Nothing more really came of it until I was a junior in high school and I took an electronics class, which was pretty basic and focused more on things like residential wiring (our final exam was to wire a bare-framed room with several types of circuits according to code). But as part of that class, we had to do a little personal project and I build a 555-based code practice oscillator, that I still have somewhere. It was, once again, a case of following someone else's schematic, but this involved laying out a PCB and etching it and then populating it and packaging it all up in a project box.

My next foray was the next summer when I decided to put a dual electrical system in my truck to power radios and lights overnight without risking draining the battery I would need to start the truck the next day (I was heavily involved in Search and Rescue at the time).

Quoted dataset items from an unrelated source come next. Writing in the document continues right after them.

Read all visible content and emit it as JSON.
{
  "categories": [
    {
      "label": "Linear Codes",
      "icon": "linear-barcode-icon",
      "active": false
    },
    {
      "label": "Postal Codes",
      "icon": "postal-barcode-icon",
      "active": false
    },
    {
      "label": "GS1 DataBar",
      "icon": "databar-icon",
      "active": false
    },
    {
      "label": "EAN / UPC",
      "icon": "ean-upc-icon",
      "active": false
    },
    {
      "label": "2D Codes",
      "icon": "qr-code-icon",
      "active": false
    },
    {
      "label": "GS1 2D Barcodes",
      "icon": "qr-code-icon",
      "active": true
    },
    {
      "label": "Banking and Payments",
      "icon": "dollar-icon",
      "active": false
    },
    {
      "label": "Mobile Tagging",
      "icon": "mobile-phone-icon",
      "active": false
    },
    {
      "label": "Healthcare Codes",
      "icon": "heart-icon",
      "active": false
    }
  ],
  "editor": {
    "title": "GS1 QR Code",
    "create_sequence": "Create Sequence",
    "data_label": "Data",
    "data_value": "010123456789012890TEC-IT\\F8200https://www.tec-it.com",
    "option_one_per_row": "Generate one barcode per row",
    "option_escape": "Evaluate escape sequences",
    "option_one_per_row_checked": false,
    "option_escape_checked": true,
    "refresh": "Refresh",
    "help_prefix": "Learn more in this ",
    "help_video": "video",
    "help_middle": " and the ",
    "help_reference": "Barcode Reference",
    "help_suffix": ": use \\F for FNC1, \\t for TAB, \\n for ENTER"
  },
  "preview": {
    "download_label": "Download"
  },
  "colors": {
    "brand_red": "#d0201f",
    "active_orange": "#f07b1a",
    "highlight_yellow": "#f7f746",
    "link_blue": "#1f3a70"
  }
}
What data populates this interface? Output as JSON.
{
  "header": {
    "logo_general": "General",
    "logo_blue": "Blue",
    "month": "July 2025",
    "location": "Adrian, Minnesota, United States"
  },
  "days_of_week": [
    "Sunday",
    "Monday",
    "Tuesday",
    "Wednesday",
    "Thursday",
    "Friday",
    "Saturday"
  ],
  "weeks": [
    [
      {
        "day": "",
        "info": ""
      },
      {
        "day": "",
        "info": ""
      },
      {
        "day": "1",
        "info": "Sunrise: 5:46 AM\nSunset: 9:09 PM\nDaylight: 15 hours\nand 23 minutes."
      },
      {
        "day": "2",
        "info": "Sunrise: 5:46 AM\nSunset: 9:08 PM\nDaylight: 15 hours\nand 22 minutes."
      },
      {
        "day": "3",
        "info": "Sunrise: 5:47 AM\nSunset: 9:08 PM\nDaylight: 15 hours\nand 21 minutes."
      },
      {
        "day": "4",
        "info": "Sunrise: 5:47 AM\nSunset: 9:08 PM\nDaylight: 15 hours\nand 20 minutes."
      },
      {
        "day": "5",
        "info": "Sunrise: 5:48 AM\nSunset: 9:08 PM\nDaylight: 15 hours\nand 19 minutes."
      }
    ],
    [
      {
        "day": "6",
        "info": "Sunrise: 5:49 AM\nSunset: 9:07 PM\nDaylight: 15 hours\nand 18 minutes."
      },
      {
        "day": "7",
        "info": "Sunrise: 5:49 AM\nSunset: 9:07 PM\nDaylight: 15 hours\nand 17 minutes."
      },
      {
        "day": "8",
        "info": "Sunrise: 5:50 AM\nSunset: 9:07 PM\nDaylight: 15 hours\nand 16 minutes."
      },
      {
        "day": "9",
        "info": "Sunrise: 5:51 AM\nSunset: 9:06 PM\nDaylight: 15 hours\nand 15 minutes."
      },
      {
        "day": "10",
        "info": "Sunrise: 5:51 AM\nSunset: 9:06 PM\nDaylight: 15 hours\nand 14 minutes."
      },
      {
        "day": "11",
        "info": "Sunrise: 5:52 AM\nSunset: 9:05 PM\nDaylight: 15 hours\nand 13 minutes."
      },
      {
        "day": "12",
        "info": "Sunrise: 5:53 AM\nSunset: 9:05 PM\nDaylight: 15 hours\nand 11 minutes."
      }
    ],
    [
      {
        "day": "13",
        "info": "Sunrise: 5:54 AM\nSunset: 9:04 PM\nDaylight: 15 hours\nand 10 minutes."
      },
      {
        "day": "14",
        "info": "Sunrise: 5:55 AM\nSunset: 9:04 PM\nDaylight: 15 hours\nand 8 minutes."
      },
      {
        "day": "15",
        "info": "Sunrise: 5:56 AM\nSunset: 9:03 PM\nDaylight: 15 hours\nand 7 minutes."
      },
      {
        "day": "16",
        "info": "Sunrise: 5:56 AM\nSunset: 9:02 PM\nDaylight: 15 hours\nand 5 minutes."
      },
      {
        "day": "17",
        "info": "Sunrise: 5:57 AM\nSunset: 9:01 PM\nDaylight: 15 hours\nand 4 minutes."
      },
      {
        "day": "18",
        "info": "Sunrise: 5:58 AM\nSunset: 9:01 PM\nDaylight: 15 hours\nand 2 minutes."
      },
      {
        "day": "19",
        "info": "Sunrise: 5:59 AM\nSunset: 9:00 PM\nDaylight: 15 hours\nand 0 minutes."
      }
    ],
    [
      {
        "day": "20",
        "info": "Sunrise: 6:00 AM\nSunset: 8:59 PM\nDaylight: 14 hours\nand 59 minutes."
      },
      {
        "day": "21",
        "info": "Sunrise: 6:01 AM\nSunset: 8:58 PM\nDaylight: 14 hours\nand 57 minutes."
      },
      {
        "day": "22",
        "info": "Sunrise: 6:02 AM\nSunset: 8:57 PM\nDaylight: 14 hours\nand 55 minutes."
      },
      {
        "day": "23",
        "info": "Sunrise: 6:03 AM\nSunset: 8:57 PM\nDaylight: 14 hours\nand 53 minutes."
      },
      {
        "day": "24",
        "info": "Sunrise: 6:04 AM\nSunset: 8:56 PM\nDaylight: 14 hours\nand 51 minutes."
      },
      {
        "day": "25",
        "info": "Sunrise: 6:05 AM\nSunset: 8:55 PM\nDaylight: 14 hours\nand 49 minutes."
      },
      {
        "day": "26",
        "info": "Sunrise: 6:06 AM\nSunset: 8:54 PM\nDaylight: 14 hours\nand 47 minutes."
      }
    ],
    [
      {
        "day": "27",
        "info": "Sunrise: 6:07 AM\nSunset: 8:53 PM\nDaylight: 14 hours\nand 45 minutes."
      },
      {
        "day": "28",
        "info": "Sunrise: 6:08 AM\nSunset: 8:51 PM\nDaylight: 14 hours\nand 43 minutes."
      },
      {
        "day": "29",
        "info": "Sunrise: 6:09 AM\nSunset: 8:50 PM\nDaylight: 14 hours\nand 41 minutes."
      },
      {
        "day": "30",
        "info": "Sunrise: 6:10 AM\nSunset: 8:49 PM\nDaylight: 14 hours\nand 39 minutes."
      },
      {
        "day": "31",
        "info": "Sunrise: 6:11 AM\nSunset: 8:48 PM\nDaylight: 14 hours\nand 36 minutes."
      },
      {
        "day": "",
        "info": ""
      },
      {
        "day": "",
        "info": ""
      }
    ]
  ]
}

While that was most straight up switches and relays, I added some features that I was able to do only because of that one-time experience making a PCB in that electronics class, as well as the circuits stuff that we learned in my physics class.
 

WBahn

Joined Mar 31, 2012
32,919
Those Radio Shack kits have a lot to answer for on both sides of the Atlantic!
They do -- and I sure wish there were things like them readily available today.

Oh, I know that there are kits out there -- and some pretty interesting ones -- but I haven't see the kind of gazillion-in-one type kits that there used to be (but there probably are some). But, more to the point, those kits were readily available and on store shelves when people were Christmas or birthday shopping -- they weren't things that people had to go out of their way specifically to find.

But even if that were still the case today, I don't think it would make much of a difference -- people, including kids (especially kids?) want instant gratification with whizbang graphics and sound that they don't have to work for. There is, after all, a reason that those kits aren't still on store shelves.
 

nsaspook

Joined Aug 27, 2009
16,336
They do -- and I sure wish there were things like them readily available today.

Oh, I know that there are kits out there -- and some pretty interesting ones -- but I haven't see the kind of gazillion-in-one type kits that there used to be (but there probably are some). But, more to the point, those kits were readily available and on store shelves when people were Christmas or birthday shopping -- they weren't things that people had to go out of their way specifically to find.

But even if that were still the case today, I don't think it would make much of a difference -- people, including kids (especially kids?) want instant gratification with whizbang graphics and sound that they don't have to work for. There is, after all, a reason that those kits aren't still on store shelves.
On the shelf, that era is behind us for lots of things but there are still plenty of kits for kids today and plenty of kids that would love one as a gift. My girl, that's now learning about the magnetic fields, field lines and cross products in her physics classes, did.